I’ve seen quite a number of performances by Wim Vandekeybus over the years. And sometimes I think I’ve seen every possible variation on his energetic running/jumping/falling style of choreography. But sometimes he nevertheless has me sitting on the edge of my seat, once again. As with Oedipus/bêt noir. The repeated use of freeze frames in the first part of the performance, for instance, is impressive: two dancers holding the body of a third one up in the air. But other dance sections of this performance are really vibrant too. The dancers clearly give it all they’ve got. So: nothing wrong with that, this time.
You can not but be impressed by some of the visual images either: that huge ‘wheel’ with lots of dangling pieces of fabric in many colours at the back of the stage, which dancers use to climb or hide in. All those shoes falling from the sky. That orange lamp swinging over the stage, as a ticking metronome. The mirror that is used by one of the actors at the very beginning to reflect the light of a spot to show us a cruel scene in the dark. The recurring family portraits. And I quite liked the costumes too and the overall atmosphere of Oedipus/bêt noir, and the way the music and the three musicians (with Belgian blues legend Roland as Laos) are integrated in the play.

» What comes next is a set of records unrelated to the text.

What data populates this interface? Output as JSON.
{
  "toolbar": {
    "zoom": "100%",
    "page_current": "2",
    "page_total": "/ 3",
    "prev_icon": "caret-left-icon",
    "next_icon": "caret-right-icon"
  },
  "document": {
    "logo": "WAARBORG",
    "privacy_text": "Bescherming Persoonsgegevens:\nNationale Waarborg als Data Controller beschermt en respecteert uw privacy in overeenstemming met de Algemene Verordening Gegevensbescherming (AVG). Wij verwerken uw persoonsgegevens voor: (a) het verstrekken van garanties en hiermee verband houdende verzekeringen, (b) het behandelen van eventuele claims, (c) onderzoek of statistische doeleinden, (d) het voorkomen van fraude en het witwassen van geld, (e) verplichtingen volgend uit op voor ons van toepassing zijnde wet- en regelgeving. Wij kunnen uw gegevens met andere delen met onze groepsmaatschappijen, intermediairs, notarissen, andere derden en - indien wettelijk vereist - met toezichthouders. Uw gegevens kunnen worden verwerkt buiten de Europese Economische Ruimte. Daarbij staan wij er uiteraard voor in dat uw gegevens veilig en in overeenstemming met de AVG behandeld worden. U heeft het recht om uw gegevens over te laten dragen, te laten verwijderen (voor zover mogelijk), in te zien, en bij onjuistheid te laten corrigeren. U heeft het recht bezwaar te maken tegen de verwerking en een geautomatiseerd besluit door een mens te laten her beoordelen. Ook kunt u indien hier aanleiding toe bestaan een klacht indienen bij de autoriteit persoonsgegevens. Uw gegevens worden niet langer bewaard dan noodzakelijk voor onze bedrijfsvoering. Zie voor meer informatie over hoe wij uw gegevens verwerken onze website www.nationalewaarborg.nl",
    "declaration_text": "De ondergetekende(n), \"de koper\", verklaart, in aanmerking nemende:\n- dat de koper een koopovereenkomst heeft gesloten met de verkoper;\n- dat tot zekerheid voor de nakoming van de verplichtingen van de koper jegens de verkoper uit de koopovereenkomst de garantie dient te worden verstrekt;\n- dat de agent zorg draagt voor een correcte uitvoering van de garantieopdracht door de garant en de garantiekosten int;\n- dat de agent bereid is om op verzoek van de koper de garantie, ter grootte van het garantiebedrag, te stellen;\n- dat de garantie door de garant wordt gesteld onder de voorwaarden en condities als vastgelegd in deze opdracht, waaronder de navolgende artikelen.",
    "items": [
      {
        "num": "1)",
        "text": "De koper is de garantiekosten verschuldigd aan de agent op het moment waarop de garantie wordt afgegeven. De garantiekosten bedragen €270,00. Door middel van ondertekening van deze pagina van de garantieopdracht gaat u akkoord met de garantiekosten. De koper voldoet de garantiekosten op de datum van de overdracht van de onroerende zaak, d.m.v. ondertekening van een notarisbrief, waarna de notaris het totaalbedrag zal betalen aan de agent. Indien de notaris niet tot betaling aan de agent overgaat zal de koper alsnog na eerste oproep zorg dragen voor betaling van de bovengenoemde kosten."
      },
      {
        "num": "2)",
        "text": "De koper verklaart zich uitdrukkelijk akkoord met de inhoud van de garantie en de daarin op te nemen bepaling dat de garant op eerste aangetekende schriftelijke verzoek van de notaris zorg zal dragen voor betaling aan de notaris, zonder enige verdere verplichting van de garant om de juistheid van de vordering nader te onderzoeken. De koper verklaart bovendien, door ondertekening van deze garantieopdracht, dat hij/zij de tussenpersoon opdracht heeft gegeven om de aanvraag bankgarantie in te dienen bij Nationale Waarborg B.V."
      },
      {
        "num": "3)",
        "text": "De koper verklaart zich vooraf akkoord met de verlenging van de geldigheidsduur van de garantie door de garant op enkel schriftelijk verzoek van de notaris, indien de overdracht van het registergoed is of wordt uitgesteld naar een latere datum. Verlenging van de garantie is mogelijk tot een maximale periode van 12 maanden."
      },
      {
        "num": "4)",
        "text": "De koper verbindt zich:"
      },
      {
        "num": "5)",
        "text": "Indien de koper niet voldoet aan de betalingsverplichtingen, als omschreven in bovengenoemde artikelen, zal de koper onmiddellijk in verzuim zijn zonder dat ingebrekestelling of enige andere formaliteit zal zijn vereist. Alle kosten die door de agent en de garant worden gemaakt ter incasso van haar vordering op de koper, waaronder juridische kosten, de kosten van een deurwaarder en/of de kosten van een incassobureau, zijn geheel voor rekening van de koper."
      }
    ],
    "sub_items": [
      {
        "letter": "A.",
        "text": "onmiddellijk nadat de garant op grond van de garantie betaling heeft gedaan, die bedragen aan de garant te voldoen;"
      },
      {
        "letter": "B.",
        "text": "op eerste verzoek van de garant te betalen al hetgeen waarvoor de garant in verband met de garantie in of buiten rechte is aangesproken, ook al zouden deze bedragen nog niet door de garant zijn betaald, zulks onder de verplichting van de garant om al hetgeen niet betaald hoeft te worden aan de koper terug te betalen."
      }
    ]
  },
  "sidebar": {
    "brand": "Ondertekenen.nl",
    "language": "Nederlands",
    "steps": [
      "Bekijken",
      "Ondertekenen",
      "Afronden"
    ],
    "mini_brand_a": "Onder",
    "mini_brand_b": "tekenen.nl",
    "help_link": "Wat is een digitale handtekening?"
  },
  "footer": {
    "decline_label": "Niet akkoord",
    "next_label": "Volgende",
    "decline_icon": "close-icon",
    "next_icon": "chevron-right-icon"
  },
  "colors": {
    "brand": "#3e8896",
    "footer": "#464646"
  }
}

It’s just that I felt that there is something wrong with the core of this performance. The principal actors seem to be struggling with Decorte’s language and therefore with the way that well-known Oedipus story has to be brought to the stage. What to do with Decorte’s simple sentences and his rather rudimentary, naive but nevertheless serious version of the Oedipus story? Do we opt for a serious, dramatic take on this? Or do we borrow Decorte’s style and go for a detached, almost playful way of telling this horror? As a consequence, Wim Vandekeybus, who plays Oedipus, often seems rather lost amid all this, on stage.
As I said: mixed feelings. I enjoyed watching Oedipus/bêt noir, but Vandekeybus and his team never succeeded in drawing me really in, in finding a profound and convincing way of bringing across the cruelty and intensity of this age-old story. One might say: strange, because it’s already the third time Vandekeybus has based a performance on Decorte’s Oedipus.